Concerns for Jewett-Cameron’s future as an independent entity have been echoed in the credit market. Recent difficulties in securing necessary credit underline the urgency of the situation. Despite obtaining a new lending agreement this past spring after being dropped by their previous lender, the terms are severe, pricing interest at the prime rate plus an alarming 4.75%, resulting in a costly 13.25% rate that threatens pre-tax profits.
Insider ownership stands at only 32,518 shares, representing just 0.93% of the company, totaling a mere $141,453 at a recent closing market price. This raises serious concerns regarding the level of commitment from insiders, most of whom obtained their shares through grants and options. Disturbingly, it seems there have been no purchases of stock by board members or senior executives over the past decade. This reality speaks volumes and suggests a troubling lack of confidence in the prospects of the company they manage.

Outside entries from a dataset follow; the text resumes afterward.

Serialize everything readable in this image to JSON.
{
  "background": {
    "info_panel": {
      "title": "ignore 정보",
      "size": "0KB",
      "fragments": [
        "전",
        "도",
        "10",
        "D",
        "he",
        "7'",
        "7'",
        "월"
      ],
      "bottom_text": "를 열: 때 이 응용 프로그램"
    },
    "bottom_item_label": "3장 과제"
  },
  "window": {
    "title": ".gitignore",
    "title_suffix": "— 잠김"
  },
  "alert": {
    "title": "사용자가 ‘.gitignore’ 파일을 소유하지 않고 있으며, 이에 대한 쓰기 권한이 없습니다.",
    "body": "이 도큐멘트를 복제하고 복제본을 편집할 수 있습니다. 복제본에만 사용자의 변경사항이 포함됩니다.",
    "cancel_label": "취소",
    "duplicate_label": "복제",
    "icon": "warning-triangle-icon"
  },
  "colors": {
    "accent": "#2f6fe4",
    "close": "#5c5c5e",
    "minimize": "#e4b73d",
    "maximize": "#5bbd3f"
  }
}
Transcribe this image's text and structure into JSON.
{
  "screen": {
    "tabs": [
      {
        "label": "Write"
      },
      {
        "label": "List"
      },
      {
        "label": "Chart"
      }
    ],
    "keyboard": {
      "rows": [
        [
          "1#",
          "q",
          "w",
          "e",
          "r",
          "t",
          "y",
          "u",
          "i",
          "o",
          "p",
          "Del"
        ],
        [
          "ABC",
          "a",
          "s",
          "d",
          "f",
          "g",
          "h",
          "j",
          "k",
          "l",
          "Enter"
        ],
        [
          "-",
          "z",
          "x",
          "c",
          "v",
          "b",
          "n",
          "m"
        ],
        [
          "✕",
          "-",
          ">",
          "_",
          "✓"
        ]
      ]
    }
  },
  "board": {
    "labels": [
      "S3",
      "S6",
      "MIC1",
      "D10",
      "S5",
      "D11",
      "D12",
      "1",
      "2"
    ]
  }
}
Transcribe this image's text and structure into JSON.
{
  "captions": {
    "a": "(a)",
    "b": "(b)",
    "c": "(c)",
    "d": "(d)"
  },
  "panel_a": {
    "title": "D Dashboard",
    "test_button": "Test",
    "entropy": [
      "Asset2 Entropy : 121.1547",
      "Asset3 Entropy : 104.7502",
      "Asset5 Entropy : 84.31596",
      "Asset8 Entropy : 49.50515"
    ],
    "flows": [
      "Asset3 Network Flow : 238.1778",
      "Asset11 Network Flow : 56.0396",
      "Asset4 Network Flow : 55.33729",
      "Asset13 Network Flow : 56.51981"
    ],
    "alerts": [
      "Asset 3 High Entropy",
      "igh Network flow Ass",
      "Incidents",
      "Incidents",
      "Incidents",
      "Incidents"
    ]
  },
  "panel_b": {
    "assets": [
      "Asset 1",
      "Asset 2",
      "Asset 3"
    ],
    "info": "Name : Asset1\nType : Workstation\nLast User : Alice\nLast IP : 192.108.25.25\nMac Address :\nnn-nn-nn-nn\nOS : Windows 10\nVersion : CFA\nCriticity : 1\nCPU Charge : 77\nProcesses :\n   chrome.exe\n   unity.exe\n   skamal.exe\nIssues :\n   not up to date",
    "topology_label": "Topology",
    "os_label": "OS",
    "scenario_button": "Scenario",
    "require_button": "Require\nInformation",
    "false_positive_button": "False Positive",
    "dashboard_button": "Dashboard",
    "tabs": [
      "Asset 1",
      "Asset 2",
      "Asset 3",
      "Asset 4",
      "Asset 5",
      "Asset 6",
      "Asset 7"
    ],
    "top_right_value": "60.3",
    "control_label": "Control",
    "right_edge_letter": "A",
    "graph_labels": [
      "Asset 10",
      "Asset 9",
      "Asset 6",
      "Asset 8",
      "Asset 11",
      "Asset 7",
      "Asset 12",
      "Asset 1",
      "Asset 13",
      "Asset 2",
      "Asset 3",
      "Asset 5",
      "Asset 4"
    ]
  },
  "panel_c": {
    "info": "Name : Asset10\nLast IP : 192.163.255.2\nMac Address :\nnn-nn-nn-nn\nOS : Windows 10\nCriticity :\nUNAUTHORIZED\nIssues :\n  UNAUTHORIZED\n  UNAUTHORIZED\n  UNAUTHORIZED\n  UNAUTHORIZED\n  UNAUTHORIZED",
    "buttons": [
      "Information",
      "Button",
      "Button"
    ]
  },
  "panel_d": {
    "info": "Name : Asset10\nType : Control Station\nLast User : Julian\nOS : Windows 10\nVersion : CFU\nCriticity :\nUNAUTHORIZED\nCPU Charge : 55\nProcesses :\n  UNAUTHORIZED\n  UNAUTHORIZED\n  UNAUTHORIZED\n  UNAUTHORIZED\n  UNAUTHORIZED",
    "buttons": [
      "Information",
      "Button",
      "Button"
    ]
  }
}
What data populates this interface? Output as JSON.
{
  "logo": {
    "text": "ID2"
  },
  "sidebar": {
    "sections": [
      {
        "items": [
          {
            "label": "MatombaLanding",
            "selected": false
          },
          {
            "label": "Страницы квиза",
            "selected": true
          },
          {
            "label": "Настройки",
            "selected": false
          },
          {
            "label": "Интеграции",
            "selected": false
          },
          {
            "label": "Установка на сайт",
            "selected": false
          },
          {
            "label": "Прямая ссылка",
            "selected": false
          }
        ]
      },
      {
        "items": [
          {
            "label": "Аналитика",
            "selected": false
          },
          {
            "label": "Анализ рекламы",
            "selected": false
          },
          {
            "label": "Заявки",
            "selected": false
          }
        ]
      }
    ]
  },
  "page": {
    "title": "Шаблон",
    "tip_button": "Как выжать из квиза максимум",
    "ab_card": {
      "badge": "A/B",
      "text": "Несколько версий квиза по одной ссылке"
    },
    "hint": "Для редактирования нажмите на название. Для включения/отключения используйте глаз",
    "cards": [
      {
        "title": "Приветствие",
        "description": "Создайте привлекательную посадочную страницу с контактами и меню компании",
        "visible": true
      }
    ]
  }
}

Additionally, we were greatly disappointed by the board's attempt to reinforce their positions through a staggered board strategy proposed earlier this year, only to be thwarted by shareholders through an obvious grassroots vote against the initiative.
We believe Jewett-Cameron’s sophisticated product offerings in pet containment, fencing, and wood panel solutions, alongside its real estate assets, could potentially drive a market value that exceeds current public estimates, especially under management with appropriate resources and expertise. The cost-saving synergies available in a more robust operational setting could prove substantial. It is essential for the board to consider, with the guidance of an external advisor, whether the best course for Jewett-Cameron and its shareholders could involve merging with a larger entity that can truly harness the company’s potential. We are genuinely concerned this may be the only feasible long-term path for Jewett-Cameron.
We urge the board to begin considering its fiduciary responsibility towards all shareholders seriously.
Sincerely,
Thomas A. Corea
Chief Executive Officer
Parthenon LLC
Frequently Asked Questions
What is the main focus of Parthenon LLC's letter?
The letter addresses concerns about Jewett-Cameron's performance and urges the board to explore strategic alternatives to enhance shareholder value.
What has been the stock performance of Jewett-Cameron?
Jewett-Cameron stock has dropped by 46.3% over the past five years compared to significant gains in the Russell 2000 Index.
What issues are affecting Jewett-Cameron's profitability?
Challenges include supply chain risks, rising costs, competitive pressures, and inadequate product development, all impacting profitability.
What is the insider ownership situation at Jewett-Cameron?
Insider ownership is minimal, with insiders holding only 0.93% of the company, raising concerns about their commitment.
What does Parthenon LLC suggest for Jewett-Cameron's future?
Parthenon LLC suggests that Jewett-Cameron explore potential mergers with larger companies to maximize its product value and overall potential.